椀久は傾城松山太夫に入れ揚げ豪遊した挙句、座敷牢に繋がれてしまいます。
松山逢いたさに心乱れ、牢を抜け出し、月夜の松風吹く海岸を彷徨い歩いている所から舞台は始まります。
椀久は恋い慕う松山を思ううちに松の大木の下にまどろんでしまいます。
そこに何処からともなく松山が現れます。
椀久は喜び、在りし日の逢瀬を楽しみます。
しかし楽しい時間も束の間、幻想だった松山は消え去ってしまいます。
残った椀久は、哀しさのあまり一人その場に倒れ伏すのでした。
長唄の名曲に乗せてくり広げられる、儚くも美しい作品です。
皆様ご存知の通り「義経千本桜」の四段目の所作事です。
満開の桜の吉野山を、義経を恋い慕う静御前と、そのお供をする佐藤忠信が義経の元へと向かう道行の舞踊です。

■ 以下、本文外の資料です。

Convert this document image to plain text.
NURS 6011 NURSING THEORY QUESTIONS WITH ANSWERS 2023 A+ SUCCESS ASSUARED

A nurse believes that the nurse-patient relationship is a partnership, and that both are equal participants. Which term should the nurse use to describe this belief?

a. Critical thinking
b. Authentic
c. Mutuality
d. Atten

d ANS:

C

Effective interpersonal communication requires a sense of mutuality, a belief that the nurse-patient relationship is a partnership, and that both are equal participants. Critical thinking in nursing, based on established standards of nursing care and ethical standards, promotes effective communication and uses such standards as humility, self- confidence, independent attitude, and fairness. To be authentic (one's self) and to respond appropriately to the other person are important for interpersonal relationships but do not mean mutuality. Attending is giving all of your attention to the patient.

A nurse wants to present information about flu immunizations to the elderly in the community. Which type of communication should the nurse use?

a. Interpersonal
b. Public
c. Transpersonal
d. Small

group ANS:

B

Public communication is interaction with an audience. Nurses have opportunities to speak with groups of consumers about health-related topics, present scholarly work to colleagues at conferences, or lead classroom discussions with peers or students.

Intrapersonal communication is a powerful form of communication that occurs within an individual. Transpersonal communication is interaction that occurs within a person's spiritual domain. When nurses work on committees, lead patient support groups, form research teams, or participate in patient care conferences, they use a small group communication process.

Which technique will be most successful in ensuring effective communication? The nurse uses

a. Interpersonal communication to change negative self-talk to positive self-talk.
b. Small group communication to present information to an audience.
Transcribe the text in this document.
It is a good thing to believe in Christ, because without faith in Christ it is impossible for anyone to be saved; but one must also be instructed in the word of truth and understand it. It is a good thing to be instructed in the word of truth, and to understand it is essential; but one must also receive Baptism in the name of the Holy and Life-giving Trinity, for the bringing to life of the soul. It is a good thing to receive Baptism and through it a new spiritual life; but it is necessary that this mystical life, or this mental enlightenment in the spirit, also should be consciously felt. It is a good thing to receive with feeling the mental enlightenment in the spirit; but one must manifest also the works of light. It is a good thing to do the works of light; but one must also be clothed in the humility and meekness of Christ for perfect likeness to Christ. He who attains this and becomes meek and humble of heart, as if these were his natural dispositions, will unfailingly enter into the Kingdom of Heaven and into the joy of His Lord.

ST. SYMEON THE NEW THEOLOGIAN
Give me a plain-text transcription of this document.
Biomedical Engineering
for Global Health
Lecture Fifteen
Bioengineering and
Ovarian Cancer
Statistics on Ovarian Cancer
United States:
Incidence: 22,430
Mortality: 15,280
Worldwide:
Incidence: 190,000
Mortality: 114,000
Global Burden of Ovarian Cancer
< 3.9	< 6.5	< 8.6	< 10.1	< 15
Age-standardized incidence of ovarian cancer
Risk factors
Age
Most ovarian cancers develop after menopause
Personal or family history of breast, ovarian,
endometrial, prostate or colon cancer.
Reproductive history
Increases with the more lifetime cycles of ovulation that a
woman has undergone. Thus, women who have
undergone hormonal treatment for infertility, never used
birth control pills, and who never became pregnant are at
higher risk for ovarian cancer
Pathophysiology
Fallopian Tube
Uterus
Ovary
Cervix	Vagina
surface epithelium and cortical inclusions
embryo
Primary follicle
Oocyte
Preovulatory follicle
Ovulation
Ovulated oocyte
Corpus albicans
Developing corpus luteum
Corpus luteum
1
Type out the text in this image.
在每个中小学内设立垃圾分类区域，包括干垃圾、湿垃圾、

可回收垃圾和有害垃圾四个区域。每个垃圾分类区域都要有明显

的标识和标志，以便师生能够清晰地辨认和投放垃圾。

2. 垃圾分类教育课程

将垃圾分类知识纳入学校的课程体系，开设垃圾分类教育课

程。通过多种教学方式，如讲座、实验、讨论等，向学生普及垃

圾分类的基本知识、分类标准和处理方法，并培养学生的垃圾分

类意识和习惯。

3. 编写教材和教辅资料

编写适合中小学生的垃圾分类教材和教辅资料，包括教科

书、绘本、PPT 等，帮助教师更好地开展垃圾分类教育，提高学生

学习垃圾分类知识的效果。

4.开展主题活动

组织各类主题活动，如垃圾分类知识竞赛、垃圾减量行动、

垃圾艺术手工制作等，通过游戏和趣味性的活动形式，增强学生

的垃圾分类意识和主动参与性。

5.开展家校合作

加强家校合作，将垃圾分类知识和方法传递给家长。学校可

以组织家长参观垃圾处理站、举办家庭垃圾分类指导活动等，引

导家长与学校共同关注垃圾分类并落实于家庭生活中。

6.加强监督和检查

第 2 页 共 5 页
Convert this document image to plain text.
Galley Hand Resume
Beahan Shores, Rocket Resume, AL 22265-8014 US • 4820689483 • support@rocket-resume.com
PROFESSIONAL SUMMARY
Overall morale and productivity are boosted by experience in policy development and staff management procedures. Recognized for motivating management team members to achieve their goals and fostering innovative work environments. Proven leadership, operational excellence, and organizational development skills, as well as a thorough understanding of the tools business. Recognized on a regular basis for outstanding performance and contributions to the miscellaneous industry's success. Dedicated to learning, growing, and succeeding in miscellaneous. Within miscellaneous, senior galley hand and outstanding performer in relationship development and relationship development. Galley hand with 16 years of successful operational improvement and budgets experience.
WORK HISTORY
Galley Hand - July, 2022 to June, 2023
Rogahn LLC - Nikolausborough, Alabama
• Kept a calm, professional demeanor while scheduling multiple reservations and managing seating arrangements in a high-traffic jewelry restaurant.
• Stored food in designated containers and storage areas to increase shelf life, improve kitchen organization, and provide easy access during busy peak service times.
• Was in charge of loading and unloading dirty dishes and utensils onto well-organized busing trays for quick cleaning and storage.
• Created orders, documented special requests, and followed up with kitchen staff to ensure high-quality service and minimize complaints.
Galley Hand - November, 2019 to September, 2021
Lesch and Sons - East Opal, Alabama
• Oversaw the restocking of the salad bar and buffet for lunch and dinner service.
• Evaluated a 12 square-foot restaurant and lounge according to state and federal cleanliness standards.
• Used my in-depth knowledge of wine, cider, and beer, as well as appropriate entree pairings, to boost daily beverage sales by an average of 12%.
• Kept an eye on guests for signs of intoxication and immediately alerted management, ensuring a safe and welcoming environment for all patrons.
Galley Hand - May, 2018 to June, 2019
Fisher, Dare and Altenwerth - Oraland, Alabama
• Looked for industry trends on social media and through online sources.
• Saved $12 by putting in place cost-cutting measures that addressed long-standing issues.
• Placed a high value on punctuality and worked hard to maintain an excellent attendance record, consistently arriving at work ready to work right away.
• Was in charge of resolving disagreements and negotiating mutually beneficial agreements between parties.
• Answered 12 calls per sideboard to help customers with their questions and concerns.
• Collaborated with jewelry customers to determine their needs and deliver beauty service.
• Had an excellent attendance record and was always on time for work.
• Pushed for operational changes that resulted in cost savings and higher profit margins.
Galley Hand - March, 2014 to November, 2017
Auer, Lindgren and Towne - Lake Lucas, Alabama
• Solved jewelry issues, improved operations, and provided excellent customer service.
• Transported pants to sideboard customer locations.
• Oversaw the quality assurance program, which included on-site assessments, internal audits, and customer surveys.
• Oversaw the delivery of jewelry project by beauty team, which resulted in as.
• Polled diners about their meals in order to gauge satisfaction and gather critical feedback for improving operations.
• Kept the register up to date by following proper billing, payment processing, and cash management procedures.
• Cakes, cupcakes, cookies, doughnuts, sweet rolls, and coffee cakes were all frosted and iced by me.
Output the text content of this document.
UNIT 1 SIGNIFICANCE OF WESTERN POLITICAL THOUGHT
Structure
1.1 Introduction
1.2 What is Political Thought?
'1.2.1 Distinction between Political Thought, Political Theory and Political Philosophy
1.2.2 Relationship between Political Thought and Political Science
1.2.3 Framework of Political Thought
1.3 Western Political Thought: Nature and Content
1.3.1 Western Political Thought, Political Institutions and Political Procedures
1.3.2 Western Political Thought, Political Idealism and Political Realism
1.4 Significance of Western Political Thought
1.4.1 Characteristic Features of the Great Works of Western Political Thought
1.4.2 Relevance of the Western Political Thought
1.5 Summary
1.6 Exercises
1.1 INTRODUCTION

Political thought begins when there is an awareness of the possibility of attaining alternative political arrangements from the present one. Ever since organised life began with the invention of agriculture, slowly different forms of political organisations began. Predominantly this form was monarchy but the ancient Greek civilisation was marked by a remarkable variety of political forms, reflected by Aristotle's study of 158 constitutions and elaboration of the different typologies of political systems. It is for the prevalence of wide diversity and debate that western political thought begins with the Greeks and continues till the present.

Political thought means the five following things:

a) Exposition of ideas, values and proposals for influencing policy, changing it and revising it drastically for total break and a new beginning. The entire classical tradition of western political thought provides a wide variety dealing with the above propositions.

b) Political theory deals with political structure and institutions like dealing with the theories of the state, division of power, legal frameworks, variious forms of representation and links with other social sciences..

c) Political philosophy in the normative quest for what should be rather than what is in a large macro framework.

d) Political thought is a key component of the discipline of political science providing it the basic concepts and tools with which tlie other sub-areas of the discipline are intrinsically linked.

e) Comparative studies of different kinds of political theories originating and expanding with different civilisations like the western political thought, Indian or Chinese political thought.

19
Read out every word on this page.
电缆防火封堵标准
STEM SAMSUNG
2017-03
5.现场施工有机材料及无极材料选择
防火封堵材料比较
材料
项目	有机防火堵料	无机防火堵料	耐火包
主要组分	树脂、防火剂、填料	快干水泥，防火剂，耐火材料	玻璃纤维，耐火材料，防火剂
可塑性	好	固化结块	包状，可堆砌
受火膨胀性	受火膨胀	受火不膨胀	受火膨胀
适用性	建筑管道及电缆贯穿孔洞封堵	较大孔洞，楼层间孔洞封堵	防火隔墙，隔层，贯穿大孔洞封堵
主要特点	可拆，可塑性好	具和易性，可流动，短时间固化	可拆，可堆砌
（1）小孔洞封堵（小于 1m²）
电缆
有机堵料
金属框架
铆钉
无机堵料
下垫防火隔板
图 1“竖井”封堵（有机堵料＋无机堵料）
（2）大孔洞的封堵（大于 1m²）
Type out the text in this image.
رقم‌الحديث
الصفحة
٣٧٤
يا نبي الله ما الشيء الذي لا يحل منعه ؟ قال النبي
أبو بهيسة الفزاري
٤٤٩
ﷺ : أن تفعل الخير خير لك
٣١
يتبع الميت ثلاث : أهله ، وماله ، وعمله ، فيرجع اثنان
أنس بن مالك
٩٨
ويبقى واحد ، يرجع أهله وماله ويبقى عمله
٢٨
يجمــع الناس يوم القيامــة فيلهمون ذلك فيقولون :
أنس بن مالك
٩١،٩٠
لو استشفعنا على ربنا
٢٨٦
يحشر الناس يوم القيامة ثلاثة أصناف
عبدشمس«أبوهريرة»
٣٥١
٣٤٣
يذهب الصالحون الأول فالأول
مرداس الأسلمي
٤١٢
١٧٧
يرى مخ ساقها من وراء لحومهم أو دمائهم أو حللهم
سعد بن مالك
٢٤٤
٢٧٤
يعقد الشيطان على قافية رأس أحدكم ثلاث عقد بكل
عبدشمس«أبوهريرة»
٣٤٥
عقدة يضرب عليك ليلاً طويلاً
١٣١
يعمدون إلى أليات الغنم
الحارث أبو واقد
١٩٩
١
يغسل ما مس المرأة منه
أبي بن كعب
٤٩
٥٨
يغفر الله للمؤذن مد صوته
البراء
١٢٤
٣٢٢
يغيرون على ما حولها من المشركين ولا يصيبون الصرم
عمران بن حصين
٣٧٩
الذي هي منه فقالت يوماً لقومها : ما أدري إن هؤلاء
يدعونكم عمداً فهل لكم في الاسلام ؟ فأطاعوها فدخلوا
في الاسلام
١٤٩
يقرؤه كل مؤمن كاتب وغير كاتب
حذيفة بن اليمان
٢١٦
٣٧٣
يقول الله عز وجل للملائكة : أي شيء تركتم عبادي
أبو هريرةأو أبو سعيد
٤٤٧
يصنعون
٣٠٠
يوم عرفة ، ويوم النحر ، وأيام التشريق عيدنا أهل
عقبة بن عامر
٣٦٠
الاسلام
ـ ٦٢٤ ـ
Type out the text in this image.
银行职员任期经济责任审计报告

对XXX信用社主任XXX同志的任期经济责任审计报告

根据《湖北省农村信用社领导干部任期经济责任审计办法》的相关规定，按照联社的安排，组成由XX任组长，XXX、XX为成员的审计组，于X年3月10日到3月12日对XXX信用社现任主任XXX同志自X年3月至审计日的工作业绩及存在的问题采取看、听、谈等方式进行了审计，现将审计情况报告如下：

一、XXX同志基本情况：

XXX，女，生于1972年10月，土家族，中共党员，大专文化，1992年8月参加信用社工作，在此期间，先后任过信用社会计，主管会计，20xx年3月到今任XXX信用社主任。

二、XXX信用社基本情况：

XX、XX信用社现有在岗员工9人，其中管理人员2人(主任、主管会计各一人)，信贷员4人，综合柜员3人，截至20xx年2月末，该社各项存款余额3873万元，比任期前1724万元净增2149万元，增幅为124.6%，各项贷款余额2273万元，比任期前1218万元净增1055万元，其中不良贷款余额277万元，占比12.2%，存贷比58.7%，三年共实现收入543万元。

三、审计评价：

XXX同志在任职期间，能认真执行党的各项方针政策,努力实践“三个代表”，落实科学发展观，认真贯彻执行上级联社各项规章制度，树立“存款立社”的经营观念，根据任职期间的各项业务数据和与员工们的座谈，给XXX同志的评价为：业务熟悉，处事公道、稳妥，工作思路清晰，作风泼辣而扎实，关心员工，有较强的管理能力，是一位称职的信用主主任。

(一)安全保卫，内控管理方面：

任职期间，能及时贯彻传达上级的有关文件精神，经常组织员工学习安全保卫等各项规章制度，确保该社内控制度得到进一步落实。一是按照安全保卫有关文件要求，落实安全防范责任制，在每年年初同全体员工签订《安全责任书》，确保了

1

静御前が持つ「初音の鼓」は義経から賜ったもので、実は佐藤忠信は源九郎狐が化けた姿だったのです。
さらにその鼓は源九郎狐の両親の皮で作られた物でした。
その為お互いにこの「初音の鼓」に「純粋で一途な愛情」が見え隠れいたします。
また源九郎狐は「初音の鼓」につい狐の本性が出てしまう所作が舞踊の中の随所にみられます。
春の吉野山を舞台に、静御前の義経への「愛」、源九郎狐の両親を思う「愛」、それぞれが絶妙に重なり合うどこかメルヘンチックで幻想的な作品です。